J'avais envie que tu sois un garçon, mais c'est surtout parce que j'avais peur d'avoir une fille. Cette phobie était innée, elle vient du moment de ta conception, lorsque j'ai senti l'étincelle de la vie, la sensation était si douce qu'il m'a semblé que mon esprit se tapissait de rose et j'ai pensé : « Oh mon Dieu ! j'ai fait une fille ! » Ce n'est certes pas très charitable pour les femmes, néanmoins ma préférence était nette. Je le souhaitais premièrement pour ton propre confort, car les rôles masculins sont toujours plus faciles et amusants. On dit souvent que les hommes font moins de sacrifices, et qu'ils sont doués pour l'éclat et le spectacle. Souvent un peu faibles en calcul, ils sont complètement excentriques par rapport aux fondamentaux de la vie. Au lieu de penser à manger, à se soigner et à être propre, ils songent à se livrer bataille pour être le meilleur dans leur art, inventer des choses bizarres quand ils sont rêveurs, diriger le monde quand ils ont de l'ambition, etc. Bref, leur périmètre adresse le froufrou pourtant on ne parle que d'eux dans les livres d'histoires. Les hommes n'ont pas de responsabilités vitales, tout au plus il s'agit de filer le cul des filles et de s'exciter suffisamment, c'est plus amusant.

Mais, il faut bien l'avouer, j'ai une autre raison pour préférer le Y, je crains terriblement de me retrouver satellisé dans l'orbite d'une petite princesse qui, après cinq ridicules minutes de tricycle, se prétendra fatiguée et, me demandera de la raccompagner à la maison et de porter le vélo. J'ai mauvaise conscience d'être si radicale dans ma vision des choses, mais il faut me comprendre : J'ai l'expérience en la matière, le talent essentiel des femmes tient dans leur art de la séduction et de la manipulation et j'en ai suffisamment bavé pour savoir qu'à ces fourberies de longue haleine on finit toujours par se faire embobiner. Les filles sont par nature plus centrées, tenaces, experte de la guerre d'usure. Et, je n'ose imaginer le talent de négociation d'une petite fille qui prendrait un visage d'ange et des airs non trafiqués d'innocence pour me demander des bonbons...

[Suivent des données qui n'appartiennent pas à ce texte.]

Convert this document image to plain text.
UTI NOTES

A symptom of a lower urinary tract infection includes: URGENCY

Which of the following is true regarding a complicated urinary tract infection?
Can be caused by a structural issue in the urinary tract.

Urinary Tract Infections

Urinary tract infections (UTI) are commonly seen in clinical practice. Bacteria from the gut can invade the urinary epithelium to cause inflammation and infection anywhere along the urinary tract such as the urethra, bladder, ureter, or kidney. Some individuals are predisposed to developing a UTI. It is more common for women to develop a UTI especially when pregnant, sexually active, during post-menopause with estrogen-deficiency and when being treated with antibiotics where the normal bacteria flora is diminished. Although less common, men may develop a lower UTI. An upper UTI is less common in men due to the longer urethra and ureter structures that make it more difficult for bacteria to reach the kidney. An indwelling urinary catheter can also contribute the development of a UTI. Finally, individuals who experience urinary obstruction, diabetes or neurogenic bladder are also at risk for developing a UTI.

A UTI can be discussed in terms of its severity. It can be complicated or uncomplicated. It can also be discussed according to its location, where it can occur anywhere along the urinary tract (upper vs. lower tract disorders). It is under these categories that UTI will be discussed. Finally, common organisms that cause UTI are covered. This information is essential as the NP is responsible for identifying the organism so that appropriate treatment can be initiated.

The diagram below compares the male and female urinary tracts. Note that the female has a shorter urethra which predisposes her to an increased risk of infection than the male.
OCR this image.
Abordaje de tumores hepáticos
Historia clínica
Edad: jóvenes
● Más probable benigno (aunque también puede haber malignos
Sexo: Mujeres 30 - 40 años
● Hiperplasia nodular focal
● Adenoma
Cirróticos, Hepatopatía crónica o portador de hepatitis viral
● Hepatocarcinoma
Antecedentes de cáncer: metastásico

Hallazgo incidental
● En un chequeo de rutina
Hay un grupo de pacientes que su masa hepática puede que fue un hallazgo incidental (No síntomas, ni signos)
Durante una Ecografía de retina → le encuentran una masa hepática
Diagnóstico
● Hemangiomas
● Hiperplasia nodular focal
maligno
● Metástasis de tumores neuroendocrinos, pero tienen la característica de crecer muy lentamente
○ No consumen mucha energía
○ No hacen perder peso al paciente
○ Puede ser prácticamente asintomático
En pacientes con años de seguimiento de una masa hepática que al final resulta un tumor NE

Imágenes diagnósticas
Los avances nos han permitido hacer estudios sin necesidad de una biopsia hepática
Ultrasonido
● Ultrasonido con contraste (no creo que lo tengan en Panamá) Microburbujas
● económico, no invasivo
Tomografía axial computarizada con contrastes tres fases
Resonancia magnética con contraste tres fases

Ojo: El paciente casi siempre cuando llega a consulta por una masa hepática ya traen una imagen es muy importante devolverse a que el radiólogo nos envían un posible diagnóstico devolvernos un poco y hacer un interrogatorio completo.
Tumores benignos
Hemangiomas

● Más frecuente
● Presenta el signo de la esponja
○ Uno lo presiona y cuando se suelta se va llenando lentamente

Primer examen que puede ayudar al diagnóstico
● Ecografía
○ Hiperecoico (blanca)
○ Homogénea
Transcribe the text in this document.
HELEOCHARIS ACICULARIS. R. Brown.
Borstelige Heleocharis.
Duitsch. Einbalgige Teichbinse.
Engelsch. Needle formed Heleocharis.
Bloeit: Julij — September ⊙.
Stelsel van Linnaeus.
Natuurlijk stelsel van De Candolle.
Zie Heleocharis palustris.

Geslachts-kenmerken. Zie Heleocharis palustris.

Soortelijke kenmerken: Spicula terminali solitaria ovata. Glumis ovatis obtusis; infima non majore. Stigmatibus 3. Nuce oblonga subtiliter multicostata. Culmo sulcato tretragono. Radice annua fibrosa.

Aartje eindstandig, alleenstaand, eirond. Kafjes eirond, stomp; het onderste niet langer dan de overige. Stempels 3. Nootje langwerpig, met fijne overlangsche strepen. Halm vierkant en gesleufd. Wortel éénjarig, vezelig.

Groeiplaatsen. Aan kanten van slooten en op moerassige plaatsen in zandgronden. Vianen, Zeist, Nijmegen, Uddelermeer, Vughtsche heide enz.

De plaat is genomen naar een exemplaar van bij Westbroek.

À ma préférence pour un garçon, il faut encore ajouter que je possède d'excellents souvenirs de mon enfance avec mes frères. Cette époque pleine d'éclat, de bagarres, des courses-poursuites et des crises de nerfs m'a imprimé durablement le sens réel de l'action et du mouvement : vivre c'est courir et frapper ! Entre garçons, point d'intrigues, le conflit est franc et ouvert et ce n'est pas un nid de pourrissement. Les amitiés sont visibles, les traités sont honorés ou défaits, mais ne se compromettent pas dans la transigeance.

Le dévoilement de ton sexe fut conforme aux pronostics de notre entourage et à l'intime conviction de ta mère et moi. Maintenant, ce n'est plus un scoop, tu sera un homme mon fils. Ce fait établi, je ne me laisse de me questionner. Mais si l'échographie avait révélé que tu étais une fille, que se serait-il produit ? Un autre destin pour moi, pour l'univers sans doute ? Aurais-je été un mauvais père, si j'avais eu une fille en premier ? Cette question ne se posera pas et il est probablement idiot d'y réfléchir. J'en reviens toujours au même point, à chaque fois, la mécanique de la vie me laisse entrevoir des abysses dont la profondeur insondable me rappelle qu'il n'y a rien à comprendre. Si tu avais été un fille, présentement, je ne m'adresserais d'ailleurs pas à toi, mais à quelqu'un d'autre, je n'aurais probablement plus tout ces rêves de grandeur. Mais à quoi bon y réfléchir ? Cette vie en rose ne sera pas la tienne.